Opener “Up Around The Bend” sets the tone, with Fogerty’s glorious guitar riff backed by a jet of pyrotechnic flames. His voice still sounds sharp and crystal clear, although he nods to the marks of age by telling the audience, “I’m so happy to be back at the Hollywood Bowl… I’m happy to be playing music everywhere to tell you guys.” Truth.”

More hits followed, including the swamp rock classic “Born On The Bayou” and CCR’s debut single “Suzie Q,” after which Fogerty self-deprecatingly recalls feeling like a “one-hit wonder” when it made the band a name in 1968. Fogerty’s winning, exuberant stage singing pleases audiences, as does his song choices, and he delights audiences by revealing that he’s holding the same guitar he played at Woodstock before he died his festival-inspired 1970s song “Who’ll Stop” is overtaken by Der Regen”.

“Looking Out My Back Door” is another of the top five singles produced from the definitive 1970s CCR record Cosmo’s factory. The album takes its name from the Berkeley warehouse where Fogerty brought the band to practice every day and references the songwriter’s prodigious production line of ear-splitting classic rock tunes. These days, Fogerty has recruited his family members as collaborators: sons Shane and Tyler handle the guitar work alongside their father, and they’re joined by daughter Kelsy and even dog Creedy (short for Creedence, of course) for a rare non-hit on the setlist: 1997’s Solo track “Joy of My Life,” which Fogerty dedicates to the woman who inspired him: his 31-year-old partner Julie Kramer.
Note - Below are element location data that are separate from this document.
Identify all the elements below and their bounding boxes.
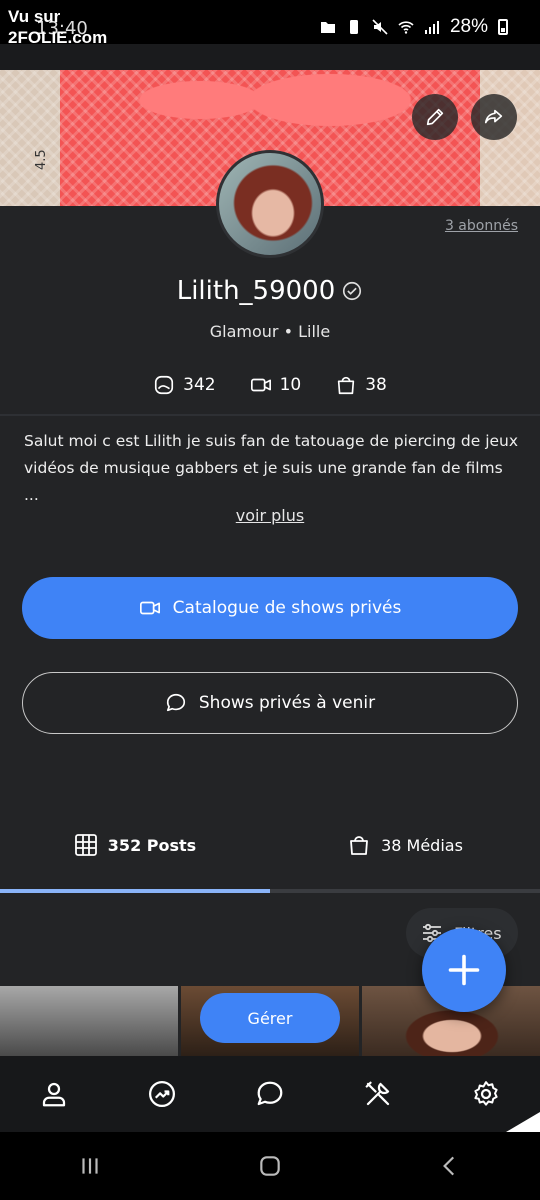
pencil-icon — [426, 108, 444, 126]
profile-icon — [42, 1082, 66, 1107]
back-icon[interactable] — [437, 1153, 463, 1179]
stat-videos-value: 10 — [279, 375, 302, 395]
upcoming-shows-label: Shows privés à venir — [198, 693, 376, 713]
nav-settings[interactable] — [456, 1064, 516, 1124]
verified-icon — [343, 281, 362, 301]
upcoming-shows-button[interactable]: Shows privés à venir — [22, 672, 518, 734]
top-strip — [0, 44, 540, 70]
stat-videos[interactable]: 10 — [250, 374, 302, 396]
followers-link[interactable]: 3 abonnés — [445, 218, 518, 234]
tools-icon — [365, 1081, 390, 1106]
username: Lilith_59000 — [176, 276, 336, 306]
tab-posts-label: 352 Posts — [107, 835, 197, 855]
manage-button[interactable]: Gérer — [200, 993, 340, 1043]
stats-icon — [149, 1081, 175, 1107]
status-icons: 28% — [320, 16, 508, 38]
home-icon[interactable] — [257, 1153, 283, 1179]
nav-profile[interactable] — [24, 1064, 84, 1124]
status-bar: 13:40 Vu sur 2FOLIE.com 28% — [0, 0, 540, 47]
tab-medias[interactable]: 38 Médias — [270, 820, 540, 870]
chat-icon — [257, 1081, 283, 1106]
avatar[interactable] — [216, 150, 324, 258]
watermark-line1: Vu sur — [8, 7, 61, 26]
catalog-button[interactable]: Catalogue de shows privés — [22, 577, 518, 639]
bottom-nav — [0, 1056, 540, 1132]
nav-tools[interactable] — [348, 1064, 408, 1124]
video-icon — [250, 378, 271, 392]
username-row: Lilith_59000 — [0, 276, 540, 306]
profile-bio: Salut moi c est Lilith je suis fan de ta… — [24, 432, 519, 504]
share-button[interactable] — [471, 94, 517, 140]
tab-posts[interactable]: 352 Posts — [0, 820, 270, 870]
nav-chat[interactable] — [240, 1064, 300, 1124]
recents-icon[interactable] — [77, 1153, 103, 1179]
stat-photos-value: 342 — [183, 375, 216, 395]
cover-age-label: 4.5 — [34, 149, 49, 170]
add-post-button[interactable] — [422, 928, 506, 1012]
wifi-icon — [398, 21, 414, 34]
stat-photos[interactable]: 342 — [153, 374, 216, 396]
chat-bubble-icon — [166, 693, 185, 712]
photo-icon — [155, 375, 174, 395]
profile-screen: 4.5 3 abonnés Lilith_59000 Glamour • Lil… — [0, 44, 540, 1056]
stat-medias-value: 38 — [365, 375, 387, 395]
signal-icon — [424, 21, 439, 34]
profile-stats: 342 10 38 — [0, 374, 540, 396]
media-thumb[interactable] — [0, 986, 178, 1056]
bag-icon — [338, 376, 355, 395]
profile-subtitle: Glamour • Lille — [209, 322, 331, 341]
nav-stats[interactable] — [132, 1064, 192, 1124]
battery-icon — [498, 19, 508, 35]
stat-medias[interactable]: 38 — [335, 374, 387, 396]
share-arrow-icon — [484, 109, 503, 124]
system-nav — [0, 1132, 540, 1200]
divider — [0, 414, 540, 416]
folder-icon — [320, 22, 335, 33]
tab-indicator — [0, 889, 270, 893]
edit-cover-button[interactable] — [412, 94, 458, 140]
content-tabs: 352 Posts 38 Médias — [0, 820, 540, 870]
tab-medias-label: 38 Médias — [381, 835, 463, 855]
plus-icon — [448, 954, 480, 986]
battery-saver-icon — [349, 20, 358, 34]
video-icon — [139, 601, 160, 615]
mute-icon — [372, 19, 388, 35]
grid-icon — [74, 834, 97, 856]
watermark: Vu sur 2FOLIE.com — [8, 6, 107, 48]
catalog-button-label: Catalogue de shows privés — [172, 598, 402, 618]
see-more-link[interactable]: voir plus — [0, 506, 540, 525]
battery-percent: 28% — [449, 16, 488, 37]
bag-icon — [350, 836, 368, 855]
settings-icon — [474, 1081, 498, 1106]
There’s still time for a handful of more electrifying hits from Fogerty – including a magical “Down On The Corner” and the Vietnam anthem “Fortunate Son” – before closing with the masterful combination of “Bad Moon Rising” and “Proud Mary”. . By this point, Fogerty has established beyond a doubt that he wasn’t a one-hit wonder, and indeed makes serious claims to the title of Great American Songwriter. Like the twin lava lamps he arranged on either side of his band’s drum kit, he’s a piece of American history that still looks groovy as hell.